Bag.1.33 - «Se aqueles para quem almejamos o governo e os pra­zeres estão cá no campo de batalha, renunciando às suas riquezas e até à vida!

Bag.1.34 - «São mestres, tios paternos, filhos, avós, tios maternos, sogros, netos, cunhados, todos parentes consanguíneos e espirituais!

Bag.1.35 - «Ó Crisna, nunca levantarei as minhas armas contra eles, mesmo que se me ofereça o império do universo inteiro, quanto mais o governo desta terra; que eles me tirem a vida, não me importa.

Bag.1.36 - «Que prazeres poderemos desfrutar, ó Crisna, com a morte dos Couravas, embora eles a mereçam por serem agressores? Nenhum; só perpetraremos um crime inexpiável.

Bag.1.37 - «Iníquo será, por nossa parte, exterminar os Couravas, uma vez que reconhecemos neles os nossos irmãos; e, ó Crisna, como nós poderemos ser felizes aniquilando os nossos próprios parentes?

Bag.1.38 - «Eles, desvairados, não compreendem as consequências do crime de traição dos amigos e o de destruição das famílias.
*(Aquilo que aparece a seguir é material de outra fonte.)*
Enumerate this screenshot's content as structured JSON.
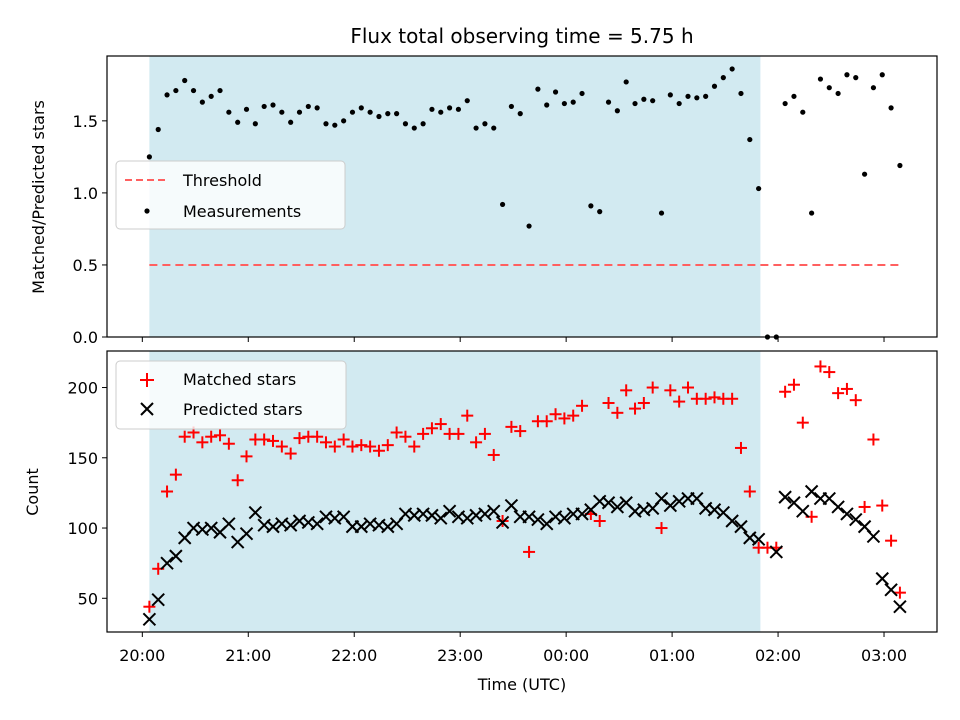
{
  "figure": {
    "title": "Flux total observing time = 5.75 h",
    "xlabel": "Time (UTC)",
    "x_ticks": [
      "20:00",
      "21:00",
      "22:00",
      "23:00",
      "00:00",
      "01:00",
      "02:00",
      "03:00"
    ]
  },
  "chart_data": [
    {
      "type": "scatter",
      "title": "Flux total observing time = 5.75 h",
      "ylabel": "Matched/Predicted stars",
      "ylim": [
        0,
        1.95
      ],
      "yticks": [
        "0.0",
        "0.5",
        "1.0",
        "1.5"
      ],
      "xlim": [
        "19:40",
        "03:30"
      ],
      "x_unit": "time (UTC)",
      "shaded_region": {
        "start": "20:04",
        "end": "01:50",
        "color": "#add8e6"
      },
      "legend": {
        "placement": "center-left"
      },
      "series": [
        {
          "name": "Threshold",
          "kind": "dashed-line",
          "color": "#ff6060",
          "x": [
            "20:04",
            "03:10"
          ],
          "y": [
            0.5,
            0.5
          ]
        },
        {
          "name": "Measurements",
          "kind": "dots",
          "color": "#000000",
          "x": [
            "20:04",
            "20:09",
            "20:14",
            "20:19",
            "20:24",
            "20:29",
            "20:34",
            "20:39",
            "20:44",
            "20:49",
            "20:54",
            "20:59",
            "21:04",
            "21:09",
            "21:14",
            "21:19",
            "21:24",
            "21:29",
            "21:34",
            "21:39",
            "21:44",
            "21:49",
            "21:54",
            "21:59",
            "22:04",
            "22:09",
            "22:14",
            "22:19",
            "22:24",
            "22:29",
            "22:34",
            "22:39",
            "22:44",
            "22:49",
            "22:54",
            "22:59",
            "23:04",
            "23:09",
            "23:14",
            "23:19",
            "23:24",
            "23:29",
            "23:34",
            "23:39",
            "23:44",
            "23:49",
            "23:54",
            "23:59",
            "00:04",
            "00:09",
            "00:14",
            "00:19",
            "00:24",
            "00:29",
            "00:34",
            "00:39",
            "00:44",
            "00:49",
            "00:54",
            "00:59",
            "01:04",
            "01:09",
            "01:14",
            "01:19",
            "01:24",
            "01:29",
            "01:34",
            "01:39",
            "01:44",
            "01:49",
            "01:54",
            "01:59",
            "02:04",
            "02:09",
            "02:14",
            "02:19",
            "02:24",
            "02:29",
            "02:34",
            "02:39",
            "02:44",
            "02:49",
            "02:54",
            "02:59",
            "03:04",
            "03:09"
          ],
          "y": [
            1.25,
            1.44,
            1.68,
            1.71,
            1.78,
            1.71,
            1.63,
            1.67,
            1.71,
            1.56,
            1.49,
            1.58,
            1.48,
            1.6,
            1.61,
            1.56,
            1.49,
            1.56,
            1.6,
            1.59,
            1.48,
            1.47,
            1.5,
            1.56,
            1.59,
            1.56,
            1.53,
            1.55,
            1.55,
            1.48,
            1.45,
            1.48,
            1.58,
            1.56,
            1.59,
            1.58,
            1.64,
            1.45,
            1.48,
            1.45,
            0.92,
            1.6,
            1.55,
            0.77,
            1.72,
            1.61,
            1.7,
            1.62,
            1.63,
            1.69,
            0.91,
            0.87,
            1.63,
            1.57,
            1.77,
            1.62,
            1.65,
            1.64,
            0.86,
            1.68,
            1.62,
            1.67,
            1.66,
            1.67,
            1.74,
            1.8,
            1.86,
            1.69,
            1.37,
            1.03,
            0.0,
            0.0,
            1.62,
            1.67,
            1.56,
            0.86,
            1.79,
            1.73,
            1.69,
            1.82,
            1.8,
            1.13,
            1.73,
            1.82,
            1.59,
            1.19
          ]
        }
      ]
    },
    {
      "type": "scatter",
      "ylabel": "Count",
      "xlabel": "Time (UTC)",
      "ylim": [
        26,
        226
      ],
      "yticks": [
        "50",
        "100",
        "150",
        "200"
      ],
      "xlim": [
        "19:40",
        "03:30"
      ],
      "x_unit": "time (UTC)",
      "shaded_region": {
        "start": "20:04",
        "end": "01:50",
        "color": "#add8e6"
      },
      "legend": {
        "placement": "top-left"
      },
      "series": [
        {
          "name": "Matched stars",
          "marker": "plus",
          "color": "#ff0000",
          "x": [
            "20:04",
            "20:09",
            "20:14",
            "20:19",
            "20:24",
            "20:29",
            "20:34",
            "20:39",
            "20:44",
            "20:49",
            "20:54",
            "20:59",
            "21:04",
            "21:09",
            "21:14",
            "21:19",
            "21:24",
            "21:29",
            "21:34",
            "21:39",
            "21:44",
            "21:49",
            "21:54",
            "21:59",
            "22:04",
            "22:09",
            "22:14",
            "22:19",
            "22:24",
            "22:29",
            "22:34",
            "22:39",
            "22:44",
            "22:49",
            "22:54",
            "22:59",
            "23:04",
            "23:09",
            "23:14",
            "23:19",
            "23:24",
            "23:29",
            "23:34",
            "23:39",
            "23:44",
            "23:49",
            "23:54",
            "23:59",
            "00:04",
            "00:09",
            "00:14",
            "00:19",
            "00:24",
            "00:29",
            "00:34",
            "00:39",
            "00:44",
            "00:49",
            "00:54",
            "00:59",
            "01:04",
            "01:09",
            "01:14",
            "01:19",
            "01:24",
            "01:29",
            "01:34",
            "01:39",
            "01:44",
            "01:49",
            "01:54",
            "01:59",
            "02:04",
            "02:09",
            "02:14",
            "02:19",
            "02:24",
            "02:29",
            "02:34",
            "02:39",
            "02:44",
            "02:49",
            "02:54",
            "02:59",
            "03:04",
            "03:09"
          ],
          "y": [
            44,
            71,
            126,
            138,
            165,
            168,
            161,
            165,
            166,
            160,
            134,
            151,
            163,
            163,
            162,
            158,
            153,
            164,
            165,
            165,
            161,
            158,
            163,
            158,
            159,
            158,
            155,
            159,
            168,
            165,
            158,
            167,
            171,
            174,
            167,
            167,
            180,
            161,
            167,
            152,
            105,
            172,
            169,
            83,
            176,
            176,
            181,
            178,
            180,
            187,
            110,
            105,
            189,
            182,
            198,
            185,
            189,
            200,
            100,
            198,
            190,
            200,
            192,
            192,
            193,
            192,
            192,
            157,
            126,
            86,
            86,
            86,
            197,
            202,
            175,
            108,
            215,
            211,
            196,
            199,
            191,
            115,
            163,
            116,
            91,
            54
          ]
        },
        {
          "name": "Predicted stars",
          "marker": "x",
          "color": "#000000",
          "x": [
            "20:04",
            "20:09",
            "20:14",
            "20:19",
            "20:24",
            "20:29",
            "20:34",
            "20:39",
            "20:44",
            "20:49",
            "20:54",
            "20:59",
            "21:04",
            "21:09",
            "21:14",
            "21:19",
            "21:24",
            "21:29",
            "21:34",
            "21:39",
            "21:44",
            "21:49",
            "21:54",
            "21:59",
            "22:04",
            "22:09",
            "22:14",
            "22:19",
            "22:24",
            "22:29",
            "22:34",
            "22:39",
            "22:44",
            "22:49",
            "22:54",
            "22:59",
            "23:04",
            "23:09",
            "23:14",
            "23:19",
            "23:24",
            "23:29",
            "23:34",
            "23:39",
            "23:44",
            "23:49",
            "23:54",
            "23:59",
            "00:04",
            "00:09",
            "00:14",
            "00:19",
            "00:24",
            "00:29",
            "00:34",
            "00:39",
            "00:44",
            "00:49",
            "00:54",
            "00:59",
            "01:04",
            "01:09",
            "01:14",
            "01:19",
            "01:24",
            "01:29",
            "01:34",
            "01:39",
            "01:44",
            "01:49",
            "01:59",
            "02:04",
            "02:09",
            "02:14",
            "02:19",
            "02:24",
            "02:29",
            "02:34",
            "02:39",
            "02:44",
            "02:49",
            "02:54",
            "02:59",
            "03:04",
            "03:09"
          ],
          "y": [
            35,
            49,
            75,
            80,
            93,
            100,
            99,
            100,
            97,
            103,
            90,
            96,
            111,
            102,
            101,
            103,
            102,
            105,
            104,
            103,
            108,
            107,
            108,
            101,
            101,
            103,
            102,
            101,
            103,
            110,
            109,
            110,
            109,
            107,
            112,
            108,
            107,
            109,
            110,
            112,
            104,
            116,
            108,
            108,
            106,
            103,
            108,
            107,
            110,
            110,
            113,
            119,
            118,
            115,
            118,
            112,
            113,
            114,
            121,
            116,
            119,
            121,
            121,
            114,
            113,
            111,
            105,
            101,
            93,
            92,
            83,
            122,
            118,
            112,
            126,
            121,
            121,
            115,
            110,
            106,
            101,
            94,
            64,
            56,
            44
          ]
        }
      ]
    }
  ]
}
Bag.1.39 - «E nós, que sabemos que o arruinar das famílias é crime sacrílego, porque o não evitaremos, sendo possível?

Bag.1.40 - «Com a destruição das famílias, as suas vetustas tradi­ções são aniquiladas e este aniquilamento concorre para as tornar descomedidas.

Bag.1.41 - «E, ó Crisna, o desregramento na família é a causa da corrupção das mulheres, e esta prevaricação impele-as à mistura do sangue.

Bag.1.42 - «E esta mescla conduz para o Inferno tanto os autores da destruição das famílias como também toda a descendência destas, porque os antepassados, privados de libações e oferendas, se apartam delas.

Bag.1.43 - «E o pior é que esses aniquiladores, sujeitando-as à mescla, destroem, para sempre, as leis morais da insti­tuição da família e das raças.

Bag.1.44 - «E as pessoas cujos costumes familiares são devassados, vivem no Inferno, não o ouvimos, ó Crisna?

Bag.1.45 - «Que horrendo crime que nós perpetraríamos com a exterminação dos nossos irmãos, com a mira do governo e avidez de prazeres!

Bag.1.46 - «Acho conveniente, por isso, depor as armas e manter-me indefeso, para os Couravas me aniquilarem, na batalha; é a única solução para mim».

Bag.1.47 - SANJAIA: — Desabafando desse modo, no campo de batalha, Arjuna, comovido, lançou abaixo o seu arco e setas e repousou no assento traseiro do seu carro.